Se for apenas contabilizado o crédito com prestações e juros vencidos há mais de 90 dias, as instituições somam um total de 6,3 mil milhões de euros em incumprimento.

Banca à margem dos testes de stresse de 2016

Em termos de capital – outra das grandes preocupações dos banqueiros –, os três maiores players da banca privada melhoraram os seus rácios face a setembro do ano passado.

Já depois da apresentação de resultados, o BCE publicou a lista dos 53 bancos da União Europeia que serão submetidos aos testes de stresse de 2016, que pretendem avaliar a resiliência das instituições perante cenários de crise profunda. Os bancos portugueses ficarão à margem do exercício conduzido pela Autoridade Bancária Europeia. No entanto, como o BCE vai conduzir em paralelo um teste para as entidades bancárias significativas da zona euro, o CGD, BCP e BPIpoderão ser abrangidos.
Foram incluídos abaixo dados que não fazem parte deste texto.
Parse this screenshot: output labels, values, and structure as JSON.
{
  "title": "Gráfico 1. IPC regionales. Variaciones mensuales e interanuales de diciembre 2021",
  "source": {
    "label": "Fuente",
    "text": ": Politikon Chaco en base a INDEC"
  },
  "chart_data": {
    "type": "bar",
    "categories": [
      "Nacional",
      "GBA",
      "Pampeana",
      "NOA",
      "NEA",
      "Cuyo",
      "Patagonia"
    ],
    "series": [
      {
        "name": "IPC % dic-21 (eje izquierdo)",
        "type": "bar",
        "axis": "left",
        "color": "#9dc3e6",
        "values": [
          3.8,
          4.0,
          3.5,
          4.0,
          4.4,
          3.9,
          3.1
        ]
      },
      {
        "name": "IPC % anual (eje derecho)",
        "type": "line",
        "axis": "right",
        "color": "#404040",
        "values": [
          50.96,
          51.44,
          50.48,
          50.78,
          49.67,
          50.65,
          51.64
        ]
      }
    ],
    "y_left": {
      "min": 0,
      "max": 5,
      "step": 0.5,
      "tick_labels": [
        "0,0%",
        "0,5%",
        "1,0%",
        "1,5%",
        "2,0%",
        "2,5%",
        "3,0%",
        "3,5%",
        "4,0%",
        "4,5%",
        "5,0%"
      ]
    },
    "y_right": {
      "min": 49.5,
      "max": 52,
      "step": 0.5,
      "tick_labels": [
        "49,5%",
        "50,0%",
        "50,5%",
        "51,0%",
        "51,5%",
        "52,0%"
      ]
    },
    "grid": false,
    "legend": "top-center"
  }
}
Já no que se refere ao Novo Banco, os resultados dos testes serão divulgados ainda este mês. Na sequência da resolução do BES, a avaliação tinha sido adiada para este ano. A incógnita sobre as necessidades de capital da entidade que herdou os ativos saudáveis do BES foi uma das razões a ditar o fracasso da primeira tentativa de venda da instituição e será decisiva para determinar os moldes do próximo processo de venda.
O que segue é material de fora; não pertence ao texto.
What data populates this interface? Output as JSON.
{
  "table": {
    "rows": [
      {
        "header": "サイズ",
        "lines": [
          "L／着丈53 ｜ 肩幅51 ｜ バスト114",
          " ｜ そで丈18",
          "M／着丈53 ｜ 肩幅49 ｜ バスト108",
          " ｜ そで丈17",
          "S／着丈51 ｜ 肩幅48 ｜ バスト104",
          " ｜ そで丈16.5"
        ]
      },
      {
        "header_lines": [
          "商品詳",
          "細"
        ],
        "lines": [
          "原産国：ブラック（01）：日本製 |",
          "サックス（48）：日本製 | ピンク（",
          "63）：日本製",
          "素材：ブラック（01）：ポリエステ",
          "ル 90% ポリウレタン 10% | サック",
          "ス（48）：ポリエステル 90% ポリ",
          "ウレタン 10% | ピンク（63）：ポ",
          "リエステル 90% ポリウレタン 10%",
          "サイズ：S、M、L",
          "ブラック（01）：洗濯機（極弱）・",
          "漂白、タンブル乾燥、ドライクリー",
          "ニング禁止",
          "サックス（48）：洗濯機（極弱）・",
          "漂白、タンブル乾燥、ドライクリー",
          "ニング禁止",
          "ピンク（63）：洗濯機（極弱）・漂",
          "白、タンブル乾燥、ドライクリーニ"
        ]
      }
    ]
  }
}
Para já, os presidentes do BCP e do Santander rejeitam a participação do Fundo de Resolução – alimentado com as contribuições do setor financeiro – num eventual aumento de capital do Novo Banco. Alegam que, no âmbito dos compromissos assumidos com Bruxelas, o Fundo está impedido de mobilizar mais recursos. Para já, o Novo Banco e o Banco de Portugal estão a desenhar um plano de reestruturação para a instituição, que deverá abranger a redução da estrutura, a venda de ativos e eventualmente novos investidores.